Hi All, Trying to get my head round this modules thing with DNF. I think I get the idea. BUT, I have an PHP application that requires php-tidy. None of the module groups in the regular repositories offer php-tidy. The remi and cheese repositories do have it.
But if I configure those repositories and try to install php-tidy I get a module complaint like this
“Problem: package php-tidy-7.2.24-2.el8.x86_64 requires php-common(x86-64) = 7.2.24-2.el8, but none of the providers can be installed”
That version of php-common is in both appstream and the cheese repositories. ( Did I hear someone say .dll hell? )
How do I move forward with this without having a spiders web, or a dogs dinner, of a setup and a fundamentally broken system from an update point of view.

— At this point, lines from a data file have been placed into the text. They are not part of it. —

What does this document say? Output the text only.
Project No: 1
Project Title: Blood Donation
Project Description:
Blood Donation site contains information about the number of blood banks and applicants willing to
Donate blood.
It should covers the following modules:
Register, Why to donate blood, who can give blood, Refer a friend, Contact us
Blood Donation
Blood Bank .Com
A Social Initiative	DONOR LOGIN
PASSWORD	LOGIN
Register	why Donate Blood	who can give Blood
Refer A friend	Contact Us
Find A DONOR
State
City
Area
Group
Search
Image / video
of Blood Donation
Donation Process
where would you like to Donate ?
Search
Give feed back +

In principle the DNF modules is a nice idea, but the implementation has weak points. For example, packages for “same stream” from multiple repositories (e.g. Rocky and EPEL) is apparently not ok.

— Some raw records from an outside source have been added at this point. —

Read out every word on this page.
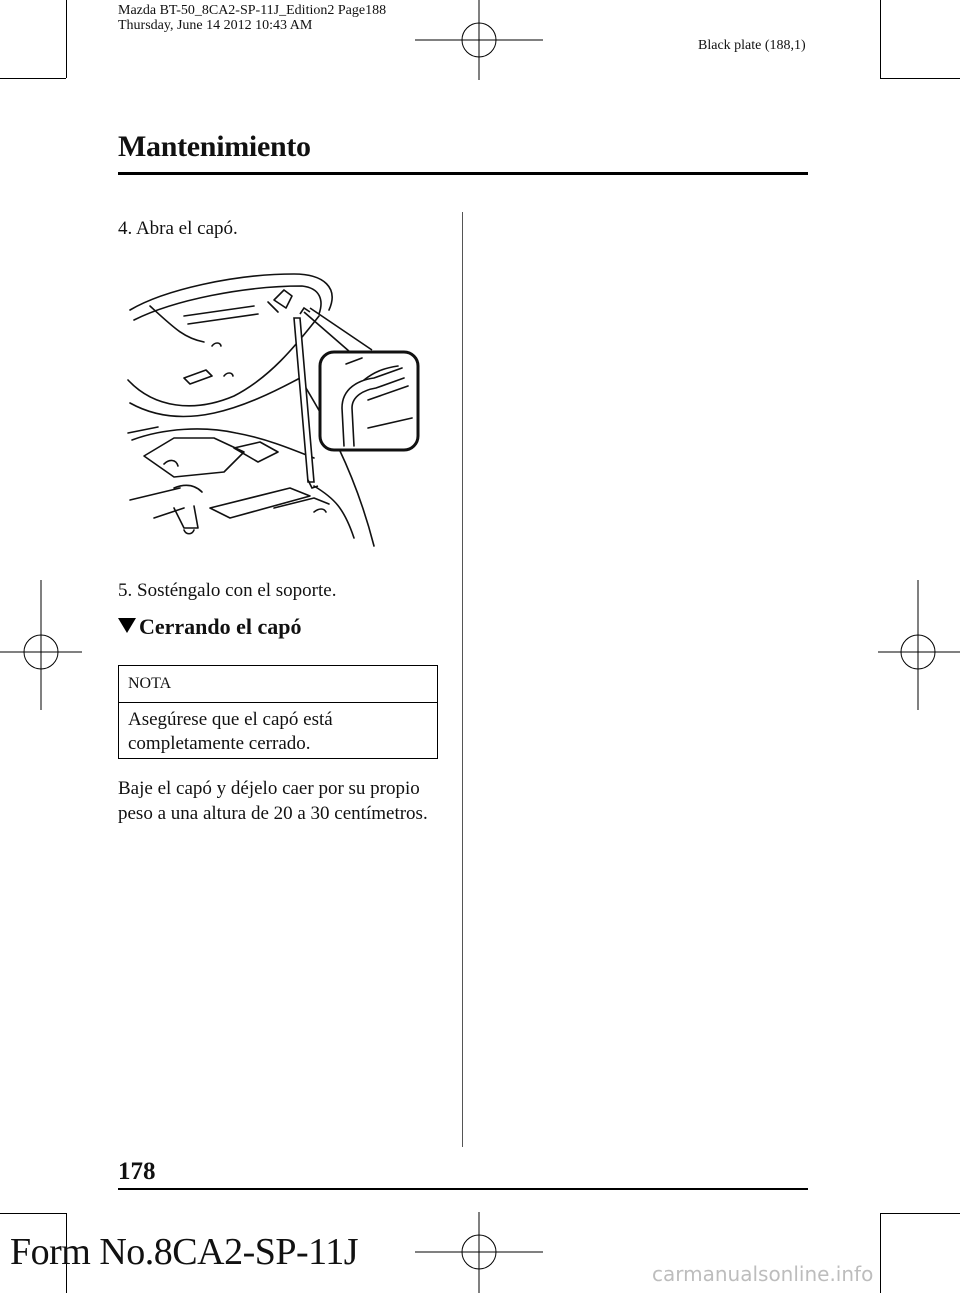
Mazda BT-50_8CA2-SP-11J_Edition2 Page188
Thursday, June 14 2012 10:43 AM
Black plate (188,1)
Mantenimiento
4. Abra el capó.
5. Sosténgalo con el soporte.
Cerrando el capó
NOTA
Asegúrese que el capó está
completamente cerrado.
Baje el capó y déjelo caer por su propio
peso a una altura de 20 a 30 centímetros.
178
Form No.8CA2-SP-11J
carmanualsonline.info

Traditional Yum repository has one or more versions of a package, say xxx-1.0, xxx-1.1, and xxx-2.0. You can install only one ‘xxx’ – the latest version.
The modules are just filters in the repository that exclude/include, well hide or keep available some packages. Say, streams ‘xxx/1’ and ‘xxx/2’. The first includes all xxx-1., and the second all xxx-2.. You can still install only one ‘xxx’, but now the user can opt to use only ‘xxx/1’ packages so that when repo maintainer releases ‘xxx-1.2’ and ‘xxx-2.1’, the user’s system can update from xxx-1.1 into xxx-1.2 (even though the repo already contains xxx-2.0 and xxx-2.1).
A repo can thus offer multiple “maintained branches”.
The Software Collections (SCL) in RHEL 6 and 7 had each “stream” with unique package names (and did also install “outside of PATH”, into /opt/).